Prove that the elements of the sequence are integers
Sequence is Integral
Suppose $$ a_{n+2}=3a_n+b_n\tag{1} $$ where $$ b_n^2=8\!\left(a_n^2+a_{n+1}^2\right)\tag{2} $$ Then $$ \begin{align} b_{n+1}^2 &=8\!\left(\color{#C00}{a_{n+2}^2}+\color{#090}{a_{n+1}^2}\right)\\ &=8\!\left(\color{#C00}{9a_n^2+6a_nb_n+b_n^2}+\color{#090}{\frac{b_n^2}8-a_n^2}\right)\\ &=64a_n^2+48a_nb_n+9b_n^2\\[6pt] &=(8a_n+3b_n)^2\tag{3} \end{align} $$ Therefore, $$ b_{n+1}=8a_n+3b_n\tag{4} $$ We can continue the integer sequences using $(1)$ and $(4)$: $$ \begin{bmatrix}a_{n+1}\\a_{n+2}\\b_{n+1}\end{bmatrix} = \begin{bmatrix}0&1&0\\3&0&1\\8&0&3\end{bmatrix} \begin{bmatrix}a_n\\a_{n+1}\\b_n\end{bmatrix}\tag{5} $$ That is, $$ \begin{bmatrix}a_n\\a_{n+1}\\b_n\end{bmatrix} = \begin{bmatrix}0&1&0\\3&0&1\\8&0&3\end{bmatrix}^{\,\large n} \begin{bmatrix}1\\41\\116\end{bmatrix}\tag{6} $$
Closed Form for the Sequence
Using the Jordan Normal Form of the matrix in $(6)$, we get $$ \begin{bmatrix}a_n\\a_{n+1}\\b_n\end{bmatrix} = \begin{bmatrix} -1&\frac{-1-\sqrt3}8&\frac{-1+\sqrt3}8\\ 1&\frac{1-\sqrt3}8&\frac{1+\sqrt3}8\\ 2&1&1 \end{bmatrix} \begin{bmatrix} -1&0&0\vphantom{\frac{\sqrt3}8}\\ 0&2-\sqrt3&0\vphantom{\frac{\sqrt3}8}\\ 0&0&2+\sqrt3 \end{bmatrix}^{\,\large n} \begin{bmatrix} \frac{22}3\\ \frac{152-84\sqrt3}3\\ \frac{152+84\sqrt3}3 \end{bmatrix}\tag{7} $$ from which, we can extract $$ a_n=\frac{25+17\sqrt3}6\left(2+\sqrt3\right)^n-\frac{22}3(-1)^n+\frac{25-17\sqrt3}6\left(2-\sqrt3\right)^n\tag{8} $$ It is not immediately evident that $(8)$ is always an integer; however, since we have $\left(x-2-\sqrt3\right)\left(x-2+\sqrt3\right)(x+1)=x^3-3x^2-3x+1$, equation $(8)$ implies that $$ a_n=3a_{n-1}+3a_{n-2}-a_{n-3}\tag{9} $$ which does imply that $a_n$ is always an integer since $a_0=1$, $a_1=41$, and $a_2=119$.
Hint:
Clearly, induction is likely the way to go here. But, what should your hypothesis be?

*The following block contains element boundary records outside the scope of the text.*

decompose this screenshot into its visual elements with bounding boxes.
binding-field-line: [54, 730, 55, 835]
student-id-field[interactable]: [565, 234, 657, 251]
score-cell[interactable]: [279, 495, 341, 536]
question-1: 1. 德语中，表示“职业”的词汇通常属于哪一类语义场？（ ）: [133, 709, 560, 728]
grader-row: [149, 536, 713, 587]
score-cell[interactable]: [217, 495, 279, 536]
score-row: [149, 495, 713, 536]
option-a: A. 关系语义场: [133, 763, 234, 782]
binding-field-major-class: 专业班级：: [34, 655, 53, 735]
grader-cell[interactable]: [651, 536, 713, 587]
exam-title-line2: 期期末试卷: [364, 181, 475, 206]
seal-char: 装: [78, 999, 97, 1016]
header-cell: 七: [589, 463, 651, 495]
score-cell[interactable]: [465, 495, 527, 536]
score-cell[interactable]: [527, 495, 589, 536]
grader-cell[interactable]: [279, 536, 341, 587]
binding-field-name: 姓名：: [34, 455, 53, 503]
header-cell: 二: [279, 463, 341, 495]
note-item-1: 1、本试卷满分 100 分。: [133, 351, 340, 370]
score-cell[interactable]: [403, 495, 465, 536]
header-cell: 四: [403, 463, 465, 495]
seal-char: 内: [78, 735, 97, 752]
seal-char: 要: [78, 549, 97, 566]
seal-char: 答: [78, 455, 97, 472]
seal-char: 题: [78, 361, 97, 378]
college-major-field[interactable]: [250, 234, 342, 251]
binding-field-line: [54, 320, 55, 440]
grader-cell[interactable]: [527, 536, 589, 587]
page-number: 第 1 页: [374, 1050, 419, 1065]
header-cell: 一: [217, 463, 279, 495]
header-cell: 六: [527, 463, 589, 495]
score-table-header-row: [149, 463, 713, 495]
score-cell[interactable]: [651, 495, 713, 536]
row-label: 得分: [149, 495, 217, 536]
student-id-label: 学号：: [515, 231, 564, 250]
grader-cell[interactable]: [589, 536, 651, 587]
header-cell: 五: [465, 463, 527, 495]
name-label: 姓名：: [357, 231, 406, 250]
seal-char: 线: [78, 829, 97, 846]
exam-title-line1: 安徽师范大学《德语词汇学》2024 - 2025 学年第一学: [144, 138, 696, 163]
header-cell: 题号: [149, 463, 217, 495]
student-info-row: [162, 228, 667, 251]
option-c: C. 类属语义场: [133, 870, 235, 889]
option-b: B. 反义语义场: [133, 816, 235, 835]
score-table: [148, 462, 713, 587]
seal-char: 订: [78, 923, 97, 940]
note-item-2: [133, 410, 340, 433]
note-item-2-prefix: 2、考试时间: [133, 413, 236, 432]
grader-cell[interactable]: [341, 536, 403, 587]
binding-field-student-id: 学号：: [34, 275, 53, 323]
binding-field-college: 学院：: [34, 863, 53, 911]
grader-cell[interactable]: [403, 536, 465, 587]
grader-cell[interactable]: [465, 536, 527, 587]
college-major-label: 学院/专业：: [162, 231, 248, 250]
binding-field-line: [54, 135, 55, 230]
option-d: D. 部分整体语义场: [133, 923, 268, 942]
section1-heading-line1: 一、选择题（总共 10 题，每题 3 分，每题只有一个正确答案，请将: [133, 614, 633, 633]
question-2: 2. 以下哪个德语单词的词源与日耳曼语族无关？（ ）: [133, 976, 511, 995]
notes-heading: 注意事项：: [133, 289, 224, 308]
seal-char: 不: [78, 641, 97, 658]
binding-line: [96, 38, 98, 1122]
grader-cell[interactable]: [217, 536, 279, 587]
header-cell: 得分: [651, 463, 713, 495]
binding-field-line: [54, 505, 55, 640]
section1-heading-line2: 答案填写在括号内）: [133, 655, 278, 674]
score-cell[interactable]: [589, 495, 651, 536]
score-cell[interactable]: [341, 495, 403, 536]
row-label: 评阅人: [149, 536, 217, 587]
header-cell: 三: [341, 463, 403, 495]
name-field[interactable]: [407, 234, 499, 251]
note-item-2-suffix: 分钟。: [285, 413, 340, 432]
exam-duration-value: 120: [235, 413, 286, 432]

It isn't enough to assume that the previous two terms are integers. So, let's look at what it means for $a_{n+2}$ to be an integer.
Clearly, if $a_n$ is an integer, then $3a_n$ is as well. So, you need to consider the square root. In order for that to be an integer, it must be the case that $8(a_n^2+a_{n+1}^2)$ is a perfect square. Since $8=2^3$, the combination of this condition with the assumption that $a_n$ and $a_{n+1}$ must be integers is equivalent to saying that $a_n^2+a_{n+1}^2=2m^2$ for some $m$. (Can you see why?)
So, I'd suggest trying to prove by induction the slightly stronger statement that for all $n$, $a_n$ is an integer AND that for each $n$, you can find an integer $m$ so that $a_n^2+a_{n+1}^2=2m^2$.